By Cady Inabinett, Editor in chief
Half the fun of Halloween is thinking about the things that make chills run up your spine: ghouls, goblins, spiders, vampires, things that go bump in the night… the impending feeling of doom and dread prompted by your senior year of college?
One of those things is not like the other. One of them is much, much scarier. And I am, assuredly, not having fun thinking about it.
After getting through a hectic midterms week, I was hit with a sudden realization: I’m now more than a quarter of the way through my last year of college. That realization terrified me more than just about anything else could. Life as I know it is terrifyingly close to ending.
More than anything, this is an identity crisis of sorts. Sure, there are other worries and anxieties tied up in this—I mean, there’s the whole matter of seeking employment, ideally receiving a halfway decent paycheck and figuring out how graduate school is going to fit into the mix—but at the core lies one question: who am I?
Just like, presumably, many of you reading this, I’ve been a student practically my whole life. On top of that, I have always, more or less, loved school and being a student. Even before I started school, I loved school. When I complain about schoolwork, my mom always loves to tell me an anecdote of how I cried on my fifth birthday because I had thought that meant I could start kindergarten that same day. She tells me this, not as a way to tell me to stop complaining, but as a reminder of how much I have always loved to learn. A reminder that I’m lucky to have chances to keep furthering my education and doing what I love.
That being said, my devotion to school has been a bit of a double-edged sword. I’ve not had much of a life outside of being a student and I don’t really know who I am without the structure of going to and participating in school. So, when I graduate in May, where does that leave me?
Sometimes it feels like I have the opposite of senioritis. I hear others talking about how ready they are to graduate, to be finished with school, and I can relate to some degree. Being a student can be very stressful a lot of the time, and I’m as ready to be rid of that stress as anyone else. But, mostly, I can’t help but feel a deep, growing dread in the pit of my stomach, accompanied by a strong feeling of apprehension. Everyone else seems happy and excited, so why can’t I be? What’s wrong with me?
It really does feel like, in a way, my life is ending. But does that necessarily have to be a bad thing?
Lately, perhaps as a result of this ongoing crisis, I have been trying to reframe my thinking about endings. What I’m about to write is very cheesy and is in no way groundbreaking, but I’ve come to the realization that an ending is just a new beginning.

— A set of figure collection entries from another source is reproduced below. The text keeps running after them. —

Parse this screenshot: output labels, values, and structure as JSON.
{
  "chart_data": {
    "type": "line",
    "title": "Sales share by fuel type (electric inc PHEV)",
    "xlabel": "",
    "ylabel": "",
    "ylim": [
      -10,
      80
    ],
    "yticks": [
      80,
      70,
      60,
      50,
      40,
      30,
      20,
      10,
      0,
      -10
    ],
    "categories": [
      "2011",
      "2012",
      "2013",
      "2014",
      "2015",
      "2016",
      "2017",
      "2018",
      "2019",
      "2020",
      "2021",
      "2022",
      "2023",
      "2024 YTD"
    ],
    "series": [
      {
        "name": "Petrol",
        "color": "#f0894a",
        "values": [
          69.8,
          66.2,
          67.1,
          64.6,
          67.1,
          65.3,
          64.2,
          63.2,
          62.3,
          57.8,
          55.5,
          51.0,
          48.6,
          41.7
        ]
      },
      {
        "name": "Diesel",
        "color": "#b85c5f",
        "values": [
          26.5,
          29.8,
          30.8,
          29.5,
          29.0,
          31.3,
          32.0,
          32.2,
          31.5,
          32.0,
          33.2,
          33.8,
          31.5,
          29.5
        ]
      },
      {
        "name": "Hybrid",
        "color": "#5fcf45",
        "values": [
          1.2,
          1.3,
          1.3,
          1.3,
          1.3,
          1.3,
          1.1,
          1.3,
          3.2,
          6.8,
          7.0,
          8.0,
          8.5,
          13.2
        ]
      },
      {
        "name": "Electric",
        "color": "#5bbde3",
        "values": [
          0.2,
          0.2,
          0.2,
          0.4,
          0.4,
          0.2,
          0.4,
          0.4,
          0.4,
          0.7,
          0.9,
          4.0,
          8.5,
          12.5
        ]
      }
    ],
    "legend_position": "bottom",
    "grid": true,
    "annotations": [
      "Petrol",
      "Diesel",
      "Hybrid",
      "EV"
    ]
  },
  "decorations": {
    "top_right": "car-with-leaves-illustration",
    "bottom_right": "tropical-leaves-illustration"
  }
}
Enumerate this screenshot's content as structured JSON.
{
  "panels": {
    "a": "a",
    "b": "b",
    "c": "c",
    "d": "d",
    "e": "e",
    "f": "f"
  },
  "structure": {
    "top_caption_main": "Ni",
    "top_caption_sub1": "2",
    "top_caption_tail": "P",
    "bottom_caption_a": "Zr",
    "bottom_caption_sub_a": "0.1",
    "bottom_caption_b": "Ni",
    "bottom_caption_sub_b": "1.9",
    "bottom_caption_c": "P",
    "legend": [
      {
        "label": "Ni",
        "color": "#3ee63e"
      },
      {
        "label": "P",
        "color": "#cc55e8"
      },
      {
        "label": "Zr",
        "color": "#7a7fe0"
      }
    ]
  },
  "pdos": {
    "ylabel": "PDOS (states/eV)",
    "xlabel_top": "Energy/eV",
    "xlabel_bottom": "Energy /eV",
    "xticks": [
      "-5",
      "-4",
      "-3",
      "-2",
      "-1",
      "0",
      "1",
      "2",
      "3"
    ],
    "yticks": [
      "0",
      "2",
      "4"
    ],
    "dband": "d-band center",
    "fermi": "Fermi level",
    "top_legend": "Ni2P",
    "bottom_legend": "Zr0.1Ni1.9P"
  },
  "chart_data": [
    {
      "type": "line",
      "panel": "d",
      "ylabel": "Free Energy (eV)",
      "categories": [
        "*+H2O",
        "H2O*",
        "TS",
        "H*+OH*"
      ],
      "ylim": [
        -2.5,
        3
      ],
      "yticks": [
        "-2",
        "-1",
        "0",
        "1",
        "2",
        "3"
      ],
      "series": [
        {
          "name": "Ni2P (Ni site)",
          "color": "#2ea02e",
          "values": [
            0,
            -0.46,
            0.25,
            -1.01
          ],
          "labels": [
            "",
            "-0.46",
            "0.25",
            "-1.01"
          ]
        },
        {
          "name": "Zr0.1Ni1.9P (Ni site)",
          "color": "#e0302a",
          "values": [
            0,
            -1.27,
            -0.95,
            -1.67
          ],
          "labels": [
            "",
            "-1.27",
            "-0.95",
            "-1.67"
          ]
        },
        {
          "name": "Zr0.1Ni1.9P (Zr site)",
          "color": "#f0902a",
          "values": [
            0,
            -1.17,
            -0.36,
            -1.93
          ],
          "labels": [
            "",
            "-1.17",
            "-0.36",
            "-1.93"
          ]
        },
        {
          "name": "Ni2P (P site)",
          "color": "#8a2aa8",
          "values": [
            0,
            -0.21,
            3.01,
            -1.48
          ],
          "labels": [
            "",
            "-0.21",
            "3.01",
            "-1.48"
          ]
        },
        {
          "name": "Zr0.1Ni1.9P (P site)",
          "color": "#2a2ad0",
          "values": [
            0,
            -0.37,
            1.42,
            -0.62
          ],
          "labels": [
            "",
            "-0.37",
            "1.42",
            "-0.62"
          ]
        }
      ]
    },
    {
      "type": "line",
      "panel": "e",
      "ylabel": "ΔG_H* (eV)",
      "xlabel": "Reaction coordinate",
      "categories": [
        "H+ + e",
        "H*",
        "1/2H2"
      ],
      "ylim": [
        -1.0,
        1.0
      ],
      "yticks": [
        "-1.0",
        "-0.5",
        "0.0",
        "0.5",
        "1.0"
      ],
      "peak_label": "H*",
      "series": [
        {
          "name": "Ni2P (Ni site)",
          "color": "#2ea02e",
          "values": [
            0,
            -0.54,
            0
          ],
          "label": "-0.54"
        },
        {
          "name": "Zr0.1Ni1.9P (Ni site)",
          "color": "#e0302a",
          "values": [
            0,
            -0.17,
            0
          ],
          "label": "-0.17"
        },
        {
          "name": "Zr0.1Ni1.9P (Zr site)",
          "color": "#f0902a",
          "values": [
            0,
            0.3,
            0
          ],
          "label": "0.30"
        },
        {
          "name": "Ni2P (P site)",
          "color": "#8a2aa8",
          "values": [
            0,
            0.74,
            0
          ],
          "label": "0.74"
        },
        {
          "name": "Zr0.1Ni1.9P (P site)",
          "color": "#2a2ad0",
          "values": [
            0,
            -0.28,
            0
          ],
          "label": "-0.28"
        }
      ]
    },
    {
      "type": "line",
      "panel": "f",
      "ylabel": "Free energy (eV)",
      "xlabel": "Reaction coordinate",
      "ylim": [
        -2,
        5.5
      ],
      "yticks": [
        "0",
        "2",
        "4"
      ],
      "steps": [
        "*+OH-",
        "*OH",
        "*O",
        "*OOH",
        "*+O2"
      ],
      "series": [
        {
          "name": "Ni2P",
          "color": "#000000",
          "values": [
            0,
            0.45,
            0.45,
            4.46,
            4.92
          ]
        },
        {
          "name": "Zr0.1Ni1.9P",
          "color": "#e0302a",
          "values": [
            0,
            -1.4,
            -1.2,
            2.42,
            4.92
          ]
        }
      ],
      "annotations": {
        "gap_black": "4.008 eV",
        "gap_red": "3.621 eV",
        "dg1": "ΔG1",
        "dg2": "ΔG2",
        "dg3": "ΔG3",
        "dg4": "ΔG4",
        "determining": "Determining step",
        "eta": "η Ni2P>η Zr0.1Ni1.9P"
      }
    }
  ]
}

I mean, yes, life as I’ve known it is going to be over, but I’m not actually dying. I’m 21 years old, I still have my whole life ahead of me, it’s barely even begun. To act as if my life is going to end the moment I graduate is, admittedly, a bit overdramatic. Of course, I don’t have to know who I am now. I have my whole life to keep figuring that out.
This shift in thinking is applicable to my anxieties about so many of my post-graduation worries. A lot of my anxiety about graduating, identity crisis aside, stems from the fact that I still don’t really know what I want to do post-graduation. Don’t get me wrong, I have ideas of what I want to do, but that’s the problem. I have too many ideas. I feel like I did the opposite of what you’re supposed to do during college: I came in with one idea of what I wanted to do after I graduated, and I came out with at least five more. Fantastic.
But the other day, when I was in a particularly good mood and felt a bit more in love with the world than usual, I realized that I had been thinking about this in an unhelpful way, too. Instead of being paralyzed by choice, I should be excited about my potential. My life isn’t ending, it’s just starting really. And, there are so many new and exciting opportunities I can explore in the future, Isn’t that wonderful?
Ultimately, I’m still afraid of graduating. It’s not exactly something I’m looking forward to—something I want to spend my time thinking and daydreaming about. But, at the same time, I know that graduating won’t kill me, Well, probably won’t kill me, at least.
If you’re reading this and you feel similarly, I wish I had better—or, really, any—advice to give you. I suppose the best I can offer is a reminder that you are not alone in your feelings and fears. I know it’s difficult to feel scared about something that you feel like you should be happy about. But, remember, fear and excitement are not mutually exclusive emotions and experiences. In fact, I think that the most exciting, wonderful things in life are often the scariest as well. Embrace this moment. Feel your feelings. You’ll make it through, you’re not dead yet.
Cady Inabinett is the editor in chief of The Alabamian. She’s majoring in English and double-minoring in political science and peace and justice studies. She enjoys reading, watching movies, caring for houseplants and generally just being pretentious in her free time.